Tu es influencé par différents courants en apparence opposés, peux-tu nous raconter ton parcours ?
La culture underground a marqué ma vie dès l’adolescence. J’ai été DJ house et rap et pratiqué le graffiti. Je me suis ensuite dirigé vers l’illustration et le graphisme où j’ai fait mes premières armes dans le jeu vidéo, une autre influence. Pendant plusieurs années, j’ai eu une vie bien remplie mais j’ai commencé à ressentir qu’il me manquait quelque chose, en fait l’essentiel. J’ai mis toutes mes activités entre parenthèses pour me poser la question du sens de mon existence. Je me suis plongé dans l’histoire et intéressé à de nombreux courants spirituels. De toutes mes recherches, la figure qui m’a bouleversé a été celle du Christ. Quand j’ai regardé le “Jésus de Nazareth” de Zeffirelli, le passage des Béatitudes a été un séisme. Ces paroles correspondaient à tout ce que j’attendais, à tout ce que je recherchais : “Heureux les affamés et assoiffés de la justice, car ils seront rassasiés. Heureux les artisans de paix, car ils seront appelés fils de Dieu.” À la base, je viens d’un milieu très politisé à gauche. Je me suis toujours intéressé à ce qui pourrissait nos sociétés, avec une forte aspiration pour la justice sociale. Les Béatitudes, c’était révolutionnaire pour moi. J’ai reçu le baptême un an et demi après.

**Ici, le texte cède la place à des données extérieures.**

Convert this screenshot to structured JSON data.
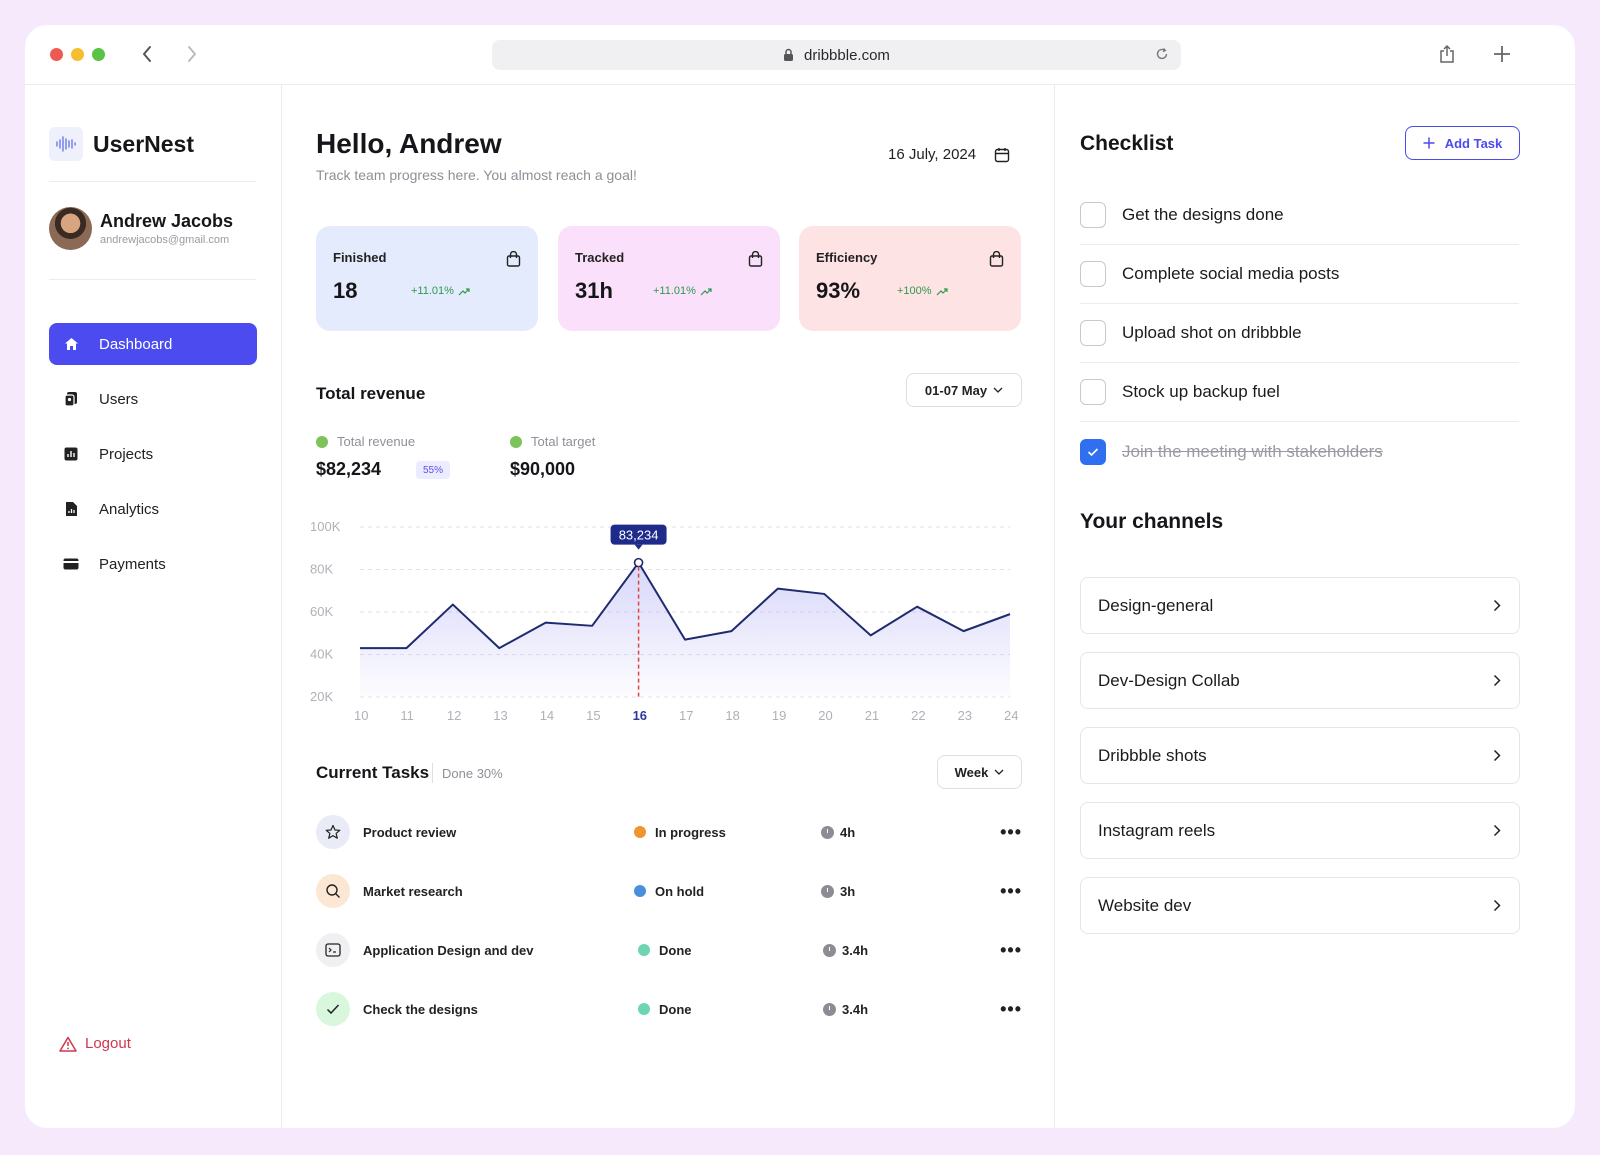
{
  "browser": {
    "url": "dribbble.com",
    "traffic_colors": [
      "#ee5a52",
      "#f5be30",
      "#5ac245"
    ]
  },
  "sidebar": {
    "brand": "UserNest",
    "user": {
      "name": "Andrew Jacobs",
      "email": "andrewjacobs@gmail.com"
    },
    "items": [
      {
        "label": "Dashboard",
        "icon": "home-icon",
        "active": true
      },
      {
        "label": "Users",
        "icon": "users-icon",
        "active": false
      },
      {
        "label": "Projects",
        "icon": "projects-icon",
        "active": false
      },
      {
        "label": "Analytics",
        "icon": "analytics-icon",
        "active": false
      },
      {
        "label": "Payments",
        "icon": "payments-icon",
        "active": false
      }
    ],
    "logout": "Logout"
  },
  "header": {
    "greeting": "Hello, Andrew",
    "subtitle": "Track team progress here. You almost reach a goal!",
    "date": "16 July, 2024"
  },
  "stats": [
    {
      "label": "Finished",
      "value": "18",
      "delta": "+11.01%",
      "bg": "#e4ebfc"
    },
    {
      "label": "Tracked",
      "value": "31h",
      "delta": "+11.01%",
      "bg": "#fbe0fb"
    },
    {
      "label": "Efficiency",
      "value": "93%",
      "delta": "+100%",
      "bg": "#fde3e3"
    }
  ],
  "revenue": {
    "title": "Total revenue",
    "range": "01-07 May",
    "total_label": "Total revenue",
    "total_value": "$82,234",
    "total_pct": "55%",
    "target_label": "Total target",
    "target_value": "$90,000"
  },
  "chart_data": {
    "type": "area",
    "x": [
      10,
      11,
      12,
      13,
      14,
      15,
      16,
      17,
      18,
      19,
      20,
      21,
      22,
      23,
      24
    ],
    "values": [
      43000,
      43000,
      63500,
      43000,
      55000,
      53500,
      83234,
      47000,
      51000,
      71000,
      68500,
      49000,
      62500,
      51000,
      59000
    ],
    "yticks": [
      "100K",
      "80K",
      "60K",
      "40K",
      "20K"
    ],
    "ylim": [
      20000,
      100000
    ],
    "highlight": {
      "x": 16,
      "label": "83,234"
    },
    "grid": true,
    "line_color": "#1f2b6e"
  },
  "tasks": {
    "title": "Current Tasks",
    "done_note": "Done 30%",
    "filter": "Week",
    "rows": [
      {
        "name": "Product review",
        "status": "In progress",
        "status_color": "#f0952e",
        "time": "4h",
        "icon": "star-icon",
        "icon_bg": "#e9ecf6"
      },
      {
        "name": "Market research",
        "status": "On hold",
        "status_color": "#4a8fde",
        "time": "3h",
        "icon": "search-icon",
        "icon_bg": "#fbe7d4"
      },
      {
        "name": "Application Design and dev",
        "status": "Done",
        "status_color": "#6dd4b4",
        "time": "3.4h",
        "icon": "window-icon",
        "icon_bg": "#f0f0f2"
      },
      {
        "name": "Check the designs",
        "status": "Done",
        "status_color": "#6dd4b4",
        "time": "3.4h",
        "icon": "check-icon",
        "icon_bg": "#d9f7dd"
      }
    ]
  },
  "checklist": {
    "title": "Checklist",
    "add_label": "Add Task",
    "items": [
      {
        "label": "Get the designs done",
        "checked": false
      },
      {
        "label": "Complete social media posts",
        "checked": false
      },
      {
        "label": "Upload shot on dribbble",
        "checked": false
      },
      {
        "label": "Stock up backup fuel",
        "checked": false
      },
      {
        "label": "Join the meeting with stakeholders",
        "checked": true
      }
    ]
  },
  "channels": {
    "title": "Your channels",
    "items": [
      "Design-general",
      "Dev-Design Collab",
      "Dribbble shots",
      "Instagram reels",
      "Website dev"
    ]
  }
}
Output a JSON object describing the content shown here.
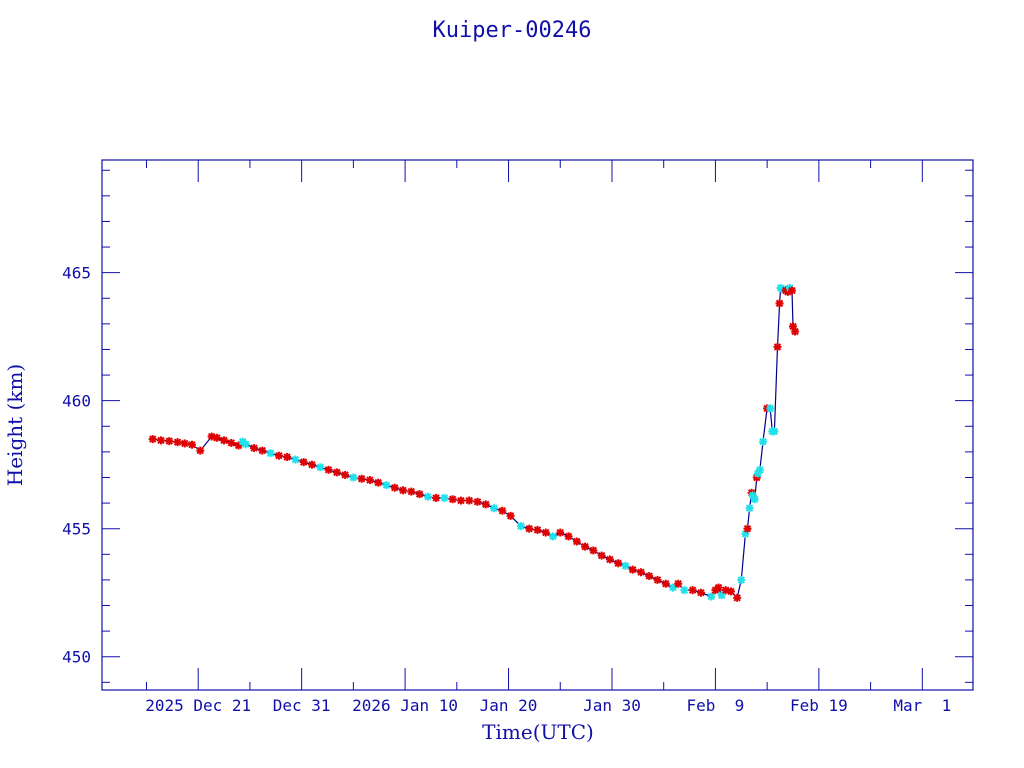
{
  "chart_data": {
    "type": "scatter",
    "title": "Kuiper-00246",
    "xlabel": "Time(UTC)",
    "ylabel": "Height (km)",
    "x_unit": "days since 2025 Dec 21",
    "xlim": [
      -9.3,
      74.9
    ],
    "ylim": [
      448.7,
      469.4
    ],
    "x_ticks": [
      {
        "value": 0,
        "label": "2025 Dec 21"
      },
      {
        "value": 10,
        "label": "Dec 31"
      },
      {
        "value": 20,
        "label": "2026 Jan 10"
      },
      {
        "value": 30,
        "label": "Jan 20"
      },
      {
        "value": 40,
        "label": "Jan 30"
      },
      {
        "value": 50,
        "label": "Feb  9"
      },
      {
        "value": 60,
        "label": "Feb 19"
      },
      {
        "value": 70,
        "label": "Mar  1"
      }
    ],
    "y_ticks": [
      {
        "value": 450,
        "label": "450"
      },
      {
        "value": 455,
        "label": "455"
      },
      {
        "value": 460,
        "label": "460"
      },
      {
        "value": 465,
        "label": "465"
      }
    ],
    "grid": false,
    "colors": {
      "axis": "#1010a8",
      "line": "#00008b",
      "r": "#e00000",
      "c": "#22e0ea"
    },
    "series_note": "r = red markers, c = cyan markers; line connects all points in order",
    "points": [
      [
        -4.4,
        458.5,
        "r"
      ],
      [
        -3.6,
        458.45,
        "r"
      ],
      [
        -2.8,
        458.42,
        "r"
      ],
      [
        -2.0,
        458.38,
        "r"
      ],
      [
        -1.3,
        458.33,
        "r"
      ],
      [
        -0.6,
        458.28,
        "r"
      ],
      [
        0.2,
        458.05,
        "r"
      ],
      [
        1.3,
        458.6,
        "r"
      ],
      [
        1.8,
        458.55,
        "r"
      ],
      [
        2.5,
        458.45,
        "r"
      ],
      [
        3.2,
        458.35,
        "r"
      ],
      [
        3.9,
        458.25,
        "r"
      ],
      [
        4.3,
        458.4,
        "c"
      ],
      [
        4.6,
        458.3,
        "c"
      ],
      [
        5.4,
        458.15,
        "r"
      ],
      [
        6.2,
        458.05,
        "r"
      ],
      [
        7.0,
        457.95,
        "c"
      ],
      [
        7.8,
        457.85,
        "r"
      ],
      [
        8.6,
        457.8,
        "r"
      ],
      [
        9.4,
        457.7,
        "c"
      ],
      [
        10.2,
        457.6,
        "r"
      ],
      [
        11.0,
        457.5,
        "r"
      ],
      [
        11.8,
        457.4,
        "c"
      ],
      [
        12.6,
        457.3,
        "r"
      ],
      [
        13.4,
        457.2,
        "r"
      ],
      [
        14.2,
        457.1,
        "r"
      ],
      [
        15.0,
        457.0,
        "c"
      ],
      [
        15.8,
        456.95,
        "r"
      ],
      [
        16.6,
        456.9,
        "r"
      ],
      [
        17.4,
        456.8,
        "r"
      ],
      [
        18.2,
        456.7,
        "c"
      ],
      [
        19.0,
        456.6,
        "r"
      ],
      [
        19.8,
        456.5,
        "r"
      ],
      [
        20.6,
        456.45,
        "r"
      ],
      [
        21.4,
        456.35,
        "r"
      ],
      [
        22.2,
        456.25,
        "c"
      ],
      [
        23.0,
        456.2,
        "r"
      ],
      [
        23.8,
        456.2,
        "c"
      ],
      [
        24.6,
        456.15,
        "r"
      ],
      [
        25.4,
        456.1,
        "r"
      ],
      [
        26.2,
        456.1,
        "r"
      ],
      [
        27.0,
        456.05,
        "r"
      ],
      [
        27.8,
        455.95,
        "r"
      ],
      [
        28.6,
        455.8,
        "c"
      ],
      [
        29.4,
        455.7,
        "r"
      ],
      [
        30.2,
        455.5,
        "r"
      ],
      [
        31.2,
        455.1,
        "c"
      ],
      [
        32.0,
        455.0,
        "r"
      ],
      [
        32.8,
        454.95,
        "r"
      ],
      [
        33.6,
        454.85,
        "r"
      ],
      [
        34.3,
        454.7,
        "c"
      ],
      [
        35.0,
        454.85,
        "r"
      ],
      [
        35.8,
        454.7,
        "r"
      ],
      [
        36.6,
        454.5,
        "r"
      ],
      [
        37.4,
        454.3,
        "r"
      ],
      [
        38.2,
        454.15,
        "r"
      ],
      [
        39.0,
        453.95,
        "r"
      ],
      [
        39.8,
        453.8,
        "r"
      ],
      [
        40.6,
        453.65,
        "r"
      ],
      [
        41.3,
        453.55,
        "c"
      ],
      [
        42.0,
        453.4,
        "r"
      ],
      [
        42.8,
        453.3,
        "r"
      ],
      [
        43.6,
        453.15,
        "r"
      ],
      [
        44.4,
        453.0,
        "r"
      ],
      [
        45.2,
        452.85,
        "r"
      ],
      [
        45.9,
        452.7,
        "c"
      ],
      [
        46.4,
        452.85,
        "r"
      ],
      [
        47.0,
        452.6,
        "c"
      ],
      [
        47.8,
        452.6,
        "r"
      ],
      [
        48.6,
        452.5,
        "r"
      ],
      [
        49.6,
        452.35,
        "c"
      ],
      [
        50.0,
        452.6,
        "r"
      ],
      [
        50.3,
        452.7,
        "r"
      ],
      [
        50.6,
        452.4,
        "c"
      ],
      [
        51.0,
        452.6,
        "r"
      ],
      [
        51.5,
        452.55,
        "r"
      ],
      [
        52.1,
        452.3,
        "r"
      ],
      [
        52.5,
        453.0,
        "c"
      ],
      [
        52.9,
        454.8,
        "c"
      ],
      [
        53.1,
        455.0,
        "r"
      ],
      [
        53.3,
        455.8,
        "c"
      ],
      [
        53.5,
        456.4,
        "r"
      ],
      [
        53.6,
        456.3,
        "c"
      ],
      [
        53.8,
        456.15,
        "c"
      ],
      [
        54.0,
        457.0,
        "r"
      ],
      [
        54.1,
        457.15,
        "c"
      ],
      [
        54.3,
        457.3,
        "c"
      ],
      [
        54.6,
        458.4,
        "c"
      ],
      [
        55.0,
        459.7,
        "r"
      ],
      [
        55.3,
        459.7,
        "c"
      ],
      [
        55.5,
        458.8,
        "c"
      ],
      [
        55.7,
        458.8,
        "c"
      ],
      [
        56.0,
        462.1,
        "r"
      ],
      [
        56.2,
        463.8,
        "r"
      ],
      [
        56.3,
        464.4,
        "c"
      ],
      [
        56.6,
        464.35,
        "c"
      ],
      [
        56.8,
        464.3,
        "r"
      ],
      [
        57.0,
        464.25,
        "r"
      ],
      [
        57.2,
        464.4,
        "c"
      ],
      [
        57.4,
        464.3,
        "r"
      ],
      [
        57.5,
        462.9,
        "r"
      ],
      [
        57.7,
        462.7,
        "r"
      ]
    ]
  }
}
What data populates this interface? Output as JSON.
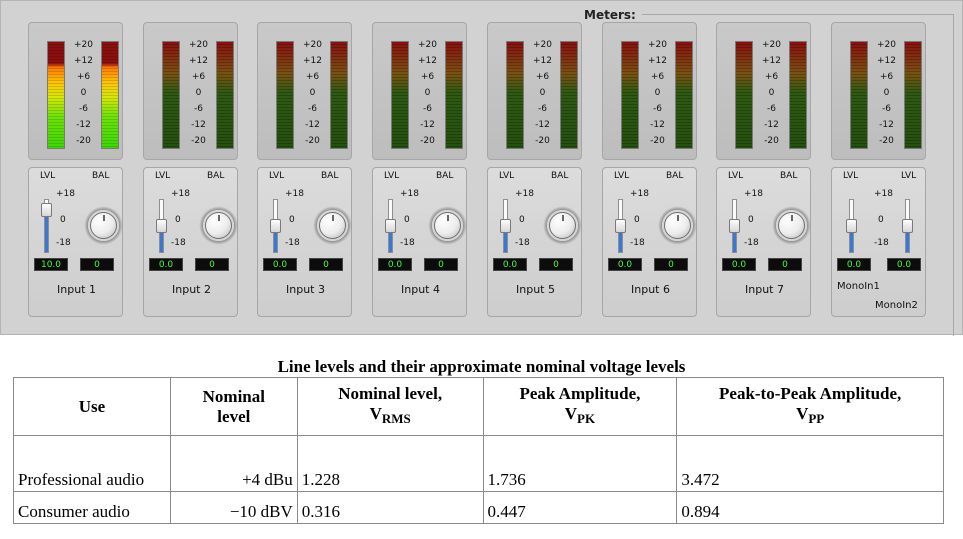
{
  "mixer": {
    "meters_title": "Meters:",
    "scale_ticks": [
      "+20",
      "+12",
      "+6",
      "0",
      "-6",
      "-12",
      "-20"
    ],
    "channels": [
      {
        "name": "Input 1",
        "lvl_label": "LVL",
        "right_label": "BAL",
        "slider_max": "+18",
        "slider_mid": "0",
        "slider_min": "-18",
        "lvl_value": "10.0",
        "bal_value": "0",
        "level_fraction": 0.9,
        "meters_active": true
      },
      {
        "name": "Input 2",
        "lvl_label": "LVL",
        "right_label": "BAL",
        "slider_max": "+18",
        "slider_mid": "0",
        "slider_min": "-18",
        "lvl_value": "0.0",
        "bal_value": "0",
        "level_fraction": 0.5,
        "meters_active": false
      },
      {
        "name": "Input 3",
        "lvl_label": "LVL",
        "right_label": "BAL",
        "slider_max": "+18",
        "slider_mid": "0",
        "slider_min": "-18",
        "lvl_value": "0.0",
        "bal_value": "0",
        "level_fraction": 0.5,
        "meters_active": false
      },
      {
        "name": "Input 4",
        "lvl_label": "LVL",
        "right_label": "BAL",
        "slider_max": "+18",
        "slider_mid": "0",
        "slider_min": "-18",
        "lvl_value": "0.0",
        "bal_value": "0",
        "level_fraction": 0.5,
        "meters_active": false
      },
      {
        "name": "Input 5",
        "lvl_label": "LVL",
        "right_label": "BAL",
        "slider_max": "+18",
        "slider_mid": "0",
        "slider_min": "-18",
        "lvl_value": "0.0",
        "bal_value": "0",
        "level_fraction": 0.5,
        "meters_active": false
      },
      {
        "name": "Input 6",
        "lvl_label": "LVL",
        "right_label": "BAL",
        "slider_max": "+18",
        "slider_mid": "0",
        "slider_min": "-18",
        "lvl_value": "0.0",
        "bal_value": "0",
        "level_fraction": 0.5,
        "meters_active": false
      },
      {
        "name": "Input 7",
        "lvl_label": "LVL",
        "right_label": "BAL",
        "slider_max": "+18",
        "slider_mid": "0",
        "slider_min": "-18",
        "lvl_value": "0.0",
        "bal_value": "0",
        "level_fraction": 0.5,
        "meters_active": false
      }
    ],
    "mono": {
      "lvl_label_left": "LVL",
      "lvl_label_right": "LVL",
      "slider_max": "+18",
      "slider_mid": "0",
      "slider_min": "-18",
      "value_left": "0.0",
      "value_right": "0.0",
      "name_left": "MonoIn1",
      "name_right": "MonoIn2",
      "level_fraction": 0.5
    }
  },
  "colors": {
    "panel": "#d2d2d2",
    "meter_red": "#8a1010",
    "meter_green": "#3cd800",
    "meter_yellow": "#ffc400",
    "slider_fill": "#3a78d8",
    "readout_text": "#40ff40"
  },
  "table": {
    "title": "Line levels and their approximate nominal voltage levels",
    "headers": {
      "use": "Use",
      "nominal_line1": "Nominal",
      "nominal_line2": "level",
      "rms_line1": "Nominal level,",
      "rms_symbol": "V",
      "rms_sub": "RMS",
      "pk_line1": "Peak Amplitude,",
      "pk_symbol": "V",
      "pk_sub": "PK",
      "pp_line1": "Peak-to-Peak Amplitude,",
      "pp_symbol": "V",
      "pp_sub": "PP"
    },
    "rows": [
      {
        "use": "Professional audio",
        "nominal": "+4 dBu",
        "vrms": "1.228",
        "vpk": "1.736",
        "vpp": "3.472"
      },
      {
        "use": "Consumer audio",
        "nominal": "−10 dBV",
        "vrms": "0.316",
        "vpk": "0.447",
        "vpp": "0.894"
      }
    ]
  }
}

Quelles conséquences cette expérience spirituelle a-t-elle eu sur tes compositions ?
C’est comme si je voyais le monde avec des yeux nouveaux. J’ai commencé à explorer l’art sacré pour l’intégrer à ma culture graphique. Ma conception de l’art emprunte aujourd’hui beaucoup à l’iconographie orthodoxe. Celle-ci m’inspire énormément parce qu’elle a conservé une forte dimension mystique qui laisse place au mystère. Dans mes compositions, je cherche à transmettre ces codes de l’art sacré que je me réapproprie et actualise pour toucher le monde, tout en m’inscrivant dans la Tradition.
L’univers de la musique sacrée t’a-t-il aussi interpelé ?
J’ai découvert la musique sacrée dans mon cheminement spirituel et ça me porte aujourd’hui quotidiennement, le chant grégorien, le chant religieux de manière générale : Arvo Pärt, Tenebrae, Vox Clamantis, les chants orthodoxes du Mont Athos ou de Valaam, Nana Peradze… Après, je continue d’écouter pas mal de deep house ou de rap : Kanye West dont j’adore la folie, Kendrick Lamar… même si on ne peut pas dire que ce sont des modèles spirituels (rires).
Tu as créé l’affiche de Sacrée Musique ! cette année, peux-tu nous en dire plus sur tes inspirations ?
J’ai choisi de faire une illustration qui, selon moi, permet de véhiculer un regard plus abstrait, plus poétique qu’une photo qui exprime parfois une représentation trop matérielle de l’existence. C’est le propre de la poésie, de la musique, de la peinture, de l’art de manière générale : représenter des choses qui vont au-delà de ce que l’œil peut voir. Il y a aussi ce jeu de lumière. Cette appréhension spirituelle de la lumière dans le festival m’a touché. Je crois que c’est la mission profonde de l’homme : être une lumière dans un monde trop souvent marqué par les ténèbres. J’aime beaucoup Bernanos quand il dit : “On ne comprend absolument rien à la civilisation moderne si l’on n’admet pas tout d’abord qu’elle est une conspiration universelle contre toute espèce de vie intérieure.” Le festival propose une expérience intérieure, quelle que soit notre sensibilité spirituelle. Je crois en la force de ces expériences du Beau qui éclairent notre existence. Cet état d’émerveillement nous fait sentir qu’il y a quelque chose qui nous dépasse, qui transcende notre être. C’est une vibration intérieure qui part du cœur, de l’âme, et qui s’élève.